The study highlights the risk that teen girls face when they go online heightened for those who have been victims of abuse or neglect.
It shows that 30 per cent of teenagers reported having offline meetings with people they have met on the Internet and whose identity had not been fully confirmed prior to the meeting.
"These meetings may have been benign, but for an adolescent girl to do it is dangerous," said Jennie Noll, a psychologist at Cincinnati Children's Hospital Medical Center and the study's lead author.

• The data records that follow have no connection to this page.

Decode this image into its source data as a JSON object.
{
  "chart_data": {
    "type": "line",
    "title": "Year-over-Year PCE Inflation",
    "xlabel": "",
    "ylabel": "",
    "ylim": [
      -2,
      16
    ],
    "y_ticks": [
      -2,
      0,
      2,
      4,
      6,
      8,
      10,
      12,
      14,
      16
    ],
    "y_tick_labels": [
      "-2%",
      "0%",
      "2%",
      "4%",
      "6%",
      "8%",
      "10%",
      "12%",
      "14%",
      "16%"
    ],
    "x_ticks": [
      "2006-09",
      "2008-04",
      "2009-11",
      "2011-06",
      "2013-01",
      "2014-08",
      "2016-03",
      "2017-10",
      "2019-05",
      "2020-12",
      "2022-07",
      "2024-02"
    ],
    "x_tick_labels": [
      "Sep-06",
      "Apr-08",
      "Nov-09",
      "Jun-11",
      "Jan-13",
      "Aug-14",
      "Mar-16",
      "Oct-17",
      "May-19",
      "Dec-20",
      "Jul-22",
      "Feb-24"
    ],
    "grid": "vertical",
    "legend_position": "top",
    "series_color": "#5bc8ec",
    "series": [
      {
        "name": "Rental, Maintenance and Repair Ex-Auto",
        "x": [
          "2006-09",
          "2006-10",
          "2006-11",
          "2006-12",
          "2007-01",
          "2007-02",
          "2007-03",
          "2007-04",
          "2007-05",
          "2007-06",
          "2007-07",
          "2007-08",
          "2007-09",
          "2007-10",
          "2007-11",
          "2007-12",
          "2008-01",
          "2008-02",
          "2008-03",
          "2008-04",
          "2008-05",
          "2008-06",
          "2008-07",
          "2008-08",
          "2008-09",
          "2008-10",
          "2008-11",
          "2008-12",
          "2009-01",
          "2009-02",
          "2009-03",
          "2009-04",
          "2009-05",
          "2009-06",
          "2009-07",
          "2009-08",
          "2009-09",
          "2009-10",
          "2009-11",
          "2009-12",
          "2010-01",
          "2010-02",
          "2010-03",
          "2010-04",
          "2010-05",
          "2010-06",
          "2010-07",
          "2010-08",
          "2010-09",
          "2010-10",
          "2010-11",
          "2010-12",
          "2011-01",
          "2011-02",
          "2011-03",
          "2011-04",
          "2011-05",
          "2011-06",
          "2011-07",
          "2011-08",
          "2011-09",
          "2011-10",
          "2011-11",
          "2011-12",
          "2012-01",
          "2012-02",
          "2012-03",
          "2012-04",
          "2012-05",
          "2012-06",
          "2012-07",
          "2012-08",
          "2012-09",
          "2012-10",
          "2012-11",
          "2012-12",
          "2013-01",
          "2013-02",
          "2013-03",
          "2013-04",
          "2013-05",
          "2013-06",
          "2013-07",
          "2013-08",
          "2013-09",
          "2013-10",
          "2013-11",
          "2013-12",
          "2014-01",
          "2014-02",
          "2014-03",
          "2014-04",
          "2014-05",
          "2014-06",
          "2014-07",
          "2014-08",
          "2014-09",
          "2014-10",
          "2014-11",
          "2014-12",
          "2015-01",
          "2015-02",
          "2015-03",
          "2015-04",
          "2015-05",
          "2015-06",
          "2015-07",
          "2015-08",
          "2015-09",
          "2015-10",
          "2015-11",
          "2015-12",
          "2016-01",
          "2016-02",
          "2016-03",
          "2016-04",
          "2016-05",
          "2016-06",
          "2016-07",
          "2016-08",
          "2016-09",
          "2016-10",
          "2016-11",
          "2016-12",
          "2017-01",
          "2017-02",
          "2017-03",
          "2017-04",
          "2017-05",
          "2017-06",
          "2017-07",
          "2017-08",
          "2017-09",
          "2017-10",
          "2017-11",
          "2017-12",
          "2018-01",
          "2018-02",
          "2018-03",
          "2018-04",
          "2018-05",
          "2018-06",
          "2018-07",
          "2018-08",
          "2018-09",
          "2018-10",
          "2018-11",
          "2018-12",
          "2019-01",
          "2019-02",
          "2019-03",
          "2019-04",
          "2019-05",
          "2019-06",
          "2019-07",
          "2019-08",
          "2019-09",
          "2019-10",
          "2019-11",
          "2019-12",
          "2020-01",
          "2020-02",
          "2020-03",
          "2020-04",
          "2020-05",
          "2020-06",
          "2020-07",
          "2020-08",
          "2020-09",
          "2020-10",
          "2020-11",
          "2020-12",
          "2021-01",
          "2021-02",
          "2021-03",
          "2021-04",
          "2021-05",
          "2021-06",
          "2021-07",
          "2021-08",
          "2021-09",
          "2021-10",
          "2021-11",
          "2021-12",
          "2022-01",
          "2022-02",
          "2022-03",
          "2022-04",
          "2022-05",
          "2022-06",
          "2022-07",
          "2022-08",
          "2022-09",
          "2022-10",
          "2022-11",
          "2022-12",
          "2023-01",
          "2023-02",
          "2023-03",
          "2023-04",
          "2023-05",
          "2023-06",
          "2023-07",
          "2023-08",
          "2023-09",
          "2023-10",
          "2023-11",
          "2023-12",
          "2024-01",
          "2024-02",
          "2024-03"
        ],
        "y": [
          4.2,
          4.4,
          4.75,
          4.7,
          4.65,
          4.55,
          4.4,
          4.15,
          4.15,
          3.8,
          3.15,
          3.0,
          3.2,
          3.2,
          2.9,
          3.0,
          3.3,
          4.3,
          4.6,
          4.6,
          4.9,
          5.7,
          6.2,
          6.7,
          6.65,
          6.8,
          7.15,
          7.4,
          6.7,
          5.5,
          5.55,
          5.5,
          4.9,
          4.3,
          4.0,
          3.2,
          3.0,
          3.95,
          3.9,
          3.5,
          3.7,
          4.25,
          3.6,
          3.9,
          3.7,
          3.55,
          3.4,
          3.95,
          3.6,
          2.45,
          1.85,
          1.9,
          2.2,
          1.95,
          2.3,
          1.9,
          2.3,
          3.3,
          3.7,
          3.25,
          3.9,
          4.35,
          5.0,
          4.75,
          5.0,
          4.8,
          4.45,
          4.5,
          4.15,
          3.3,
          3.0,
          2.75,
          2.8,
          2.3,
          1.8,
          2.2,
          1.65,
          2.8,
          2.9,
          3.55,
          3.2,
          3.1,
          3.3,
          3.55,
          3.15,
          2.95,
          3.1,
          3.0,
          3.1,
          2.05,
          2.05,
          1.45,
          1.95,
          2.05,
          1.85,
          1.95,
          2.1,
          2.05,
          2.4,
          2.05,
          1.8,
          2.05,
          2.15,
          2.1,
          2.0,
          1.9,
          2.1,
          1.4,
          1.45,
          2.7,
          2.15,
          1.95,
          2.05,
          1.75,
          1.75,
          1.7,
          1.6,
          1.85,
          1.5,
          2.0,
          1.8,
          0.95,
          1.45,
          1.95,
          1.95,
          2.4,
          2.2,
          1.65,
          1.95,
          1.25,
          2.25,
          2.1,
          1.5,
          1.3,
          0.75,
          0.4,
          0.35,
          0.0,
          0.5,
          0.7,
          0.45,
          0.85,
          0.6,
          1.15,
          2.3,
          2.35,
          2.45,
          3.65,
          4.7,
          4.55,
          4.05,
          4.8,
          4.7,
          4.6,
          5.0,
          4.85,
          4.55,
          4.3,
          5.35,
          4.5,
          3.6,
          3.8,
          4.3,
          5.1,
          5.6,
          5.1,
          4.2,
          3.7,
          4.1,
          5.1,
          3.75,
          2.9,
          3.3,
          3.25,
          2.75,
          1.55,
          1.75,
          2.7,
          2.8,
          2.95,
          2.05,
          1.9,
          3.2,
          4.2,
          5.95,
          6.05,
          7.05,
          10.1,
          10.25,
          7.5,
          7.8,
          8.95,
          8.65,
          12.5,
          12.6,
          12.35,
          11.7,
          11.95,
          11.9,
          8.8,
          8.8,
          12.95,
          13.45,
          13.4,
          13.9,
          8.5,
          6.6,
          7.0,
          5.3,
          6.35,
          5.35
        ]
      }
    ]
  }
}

Moreover, abused or neglected teenage girls were more likely to present themselves online in a sexually provocative way than other teenage girls.
Research shows that high-risk, online profiles are more likely to lead to offline meetings, according to Noll.
"If someone is looking for a vulnerable teen to start an online sexual discourse, they will more likely target someone who presents herself provocatively.
"Maltreatment poses a unique risk for online behaviour that may set the stage for harm," she said in a statement Noll and her colleagues studied 251 adolescent girls between the ages of 14 and 17. About half were victims of abuse or neglect.
If families installed Internet filtering software at home, it made no difference in the association between maltreatment and high-risk Internet behaviours, said Noll.
These behaviours included intentionally seeking adult content, provocative self-presentations on social networking sites and receiving sexual advances online.
On the other hand, "high quality parenting" and parental monitoring helped reduce the association between adolescent risk factors and these online behaviours, she said.
The study was published in the journal 'Pediatrics'.